In the beginning, Charlie is portrayed as a typical young adult: bored of her humdrum small-town life, yearning for excitement and change, considerate of her mother’s wellbeing. Charlie is written as enamoured of her uncle, to the extent she perceives them as akin to “twins”, even telepathically attuned. Charlie is overjoyed when Oakley comes to stay, knowing her uncle will brighten things up. Hitchcock seeps noirish undertones into the plot to accentuate the impact of Charlie’s psychological maturation: her once-bright world is gradually enveloped by sinister shadows.
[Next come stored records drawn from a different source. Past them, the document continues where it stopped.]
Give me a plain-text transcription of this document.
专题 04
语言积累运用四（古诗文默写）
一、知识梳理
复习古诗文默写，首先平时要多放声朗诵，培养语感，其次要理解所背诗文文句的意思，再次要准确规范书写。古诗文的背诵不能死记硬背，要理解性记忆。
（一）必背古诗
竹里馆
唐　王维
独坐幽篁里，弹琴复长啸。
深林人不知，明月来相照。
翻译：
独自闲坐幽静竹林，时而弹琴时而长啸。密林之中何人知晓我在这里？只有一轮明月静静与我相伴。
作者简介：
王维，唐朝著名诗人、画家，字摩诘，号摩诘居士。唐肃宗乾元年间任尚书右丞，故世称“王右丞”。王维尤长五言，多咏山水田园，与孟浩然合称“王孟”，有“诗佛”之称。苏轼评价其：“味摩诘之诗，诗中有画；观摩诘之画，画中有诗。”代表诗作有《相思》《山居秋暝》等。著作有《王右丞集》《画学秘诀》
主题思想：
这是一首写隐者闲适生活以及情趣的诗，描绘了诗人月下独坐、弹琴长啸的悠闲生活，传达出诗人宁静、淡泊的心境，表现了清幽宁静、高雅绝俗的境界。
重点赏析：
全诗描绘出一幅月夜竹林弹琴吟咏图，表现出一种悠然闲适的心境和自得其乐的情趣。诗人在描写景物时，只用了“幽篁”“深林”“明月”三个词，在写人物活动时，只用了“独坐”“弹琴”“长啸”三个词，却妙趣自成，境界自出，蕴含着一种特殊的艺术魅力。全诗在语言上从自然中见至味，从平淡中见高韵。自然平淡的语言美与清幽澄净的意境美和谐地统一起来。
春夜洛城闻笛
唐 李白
This is partly achieved by the introduction of Detective Jack Graham (Macdonald Carey), who’s followed Oakley to Santa Rosa. Graham is first discerned with his partner observing Charlie and Oakley from his car, as they disembark a bus, revealing, before his character is established, that he’s been waiting for Oakley. We are initially informed that Graham and his partner are an interviewer and photographer respectively for the “National Public Survey”. They have chosen to interview the Newtons as a “representative American family” – pretence to get closer to Oakley, who is suspected of the murders. Graham later asks Charlie out on the equivalent of a date. The following sequence is one of a light-hearted, romantic atmosphere. This softens the impact of the dark, dramatic twist, as Charlie deduces Graham’s true identity. She is repulsed by his chicanery, unwilling to trust him on account of his deceit. She is confident that Graham’s suspicions are erroneous. She resolves to prove her uncle’s innocence. After racing to the public library, Charlie scans the newspaper. She is aghast by the truth her uncle had been withholding from her. Hitchcock opts to convey Charlie’s shock, not through close-ups on her facial expression, but rather a long shot, Charlie’s back to the camera, the camera pulling back to capture the solitary figure in the spacious library, walking away. Charlie, symbolically, feels small in a suddenly vaster, alienating world.
Hitchcock elucidated that the film paraphrased Oscar Wilde: “‘You destroy the thing you love’” – specifically with regards to Charlie’s characterisation. Ultimately, Charlie can only mature, as an individual, by relinquishing ties with her childhood object of love. Her love is transfigured into hate (“Go away, or I’ll kill you myself”).
Conclusion
In conclusion, Shadow of a Doubt is an exemplary film; one of Hitchcock’s finest works. Believable characters, emotive and engrossing storytelling, and superlative performances from Cotten and Wright, combine to make Shadow of a Doubt an unforgettable experience.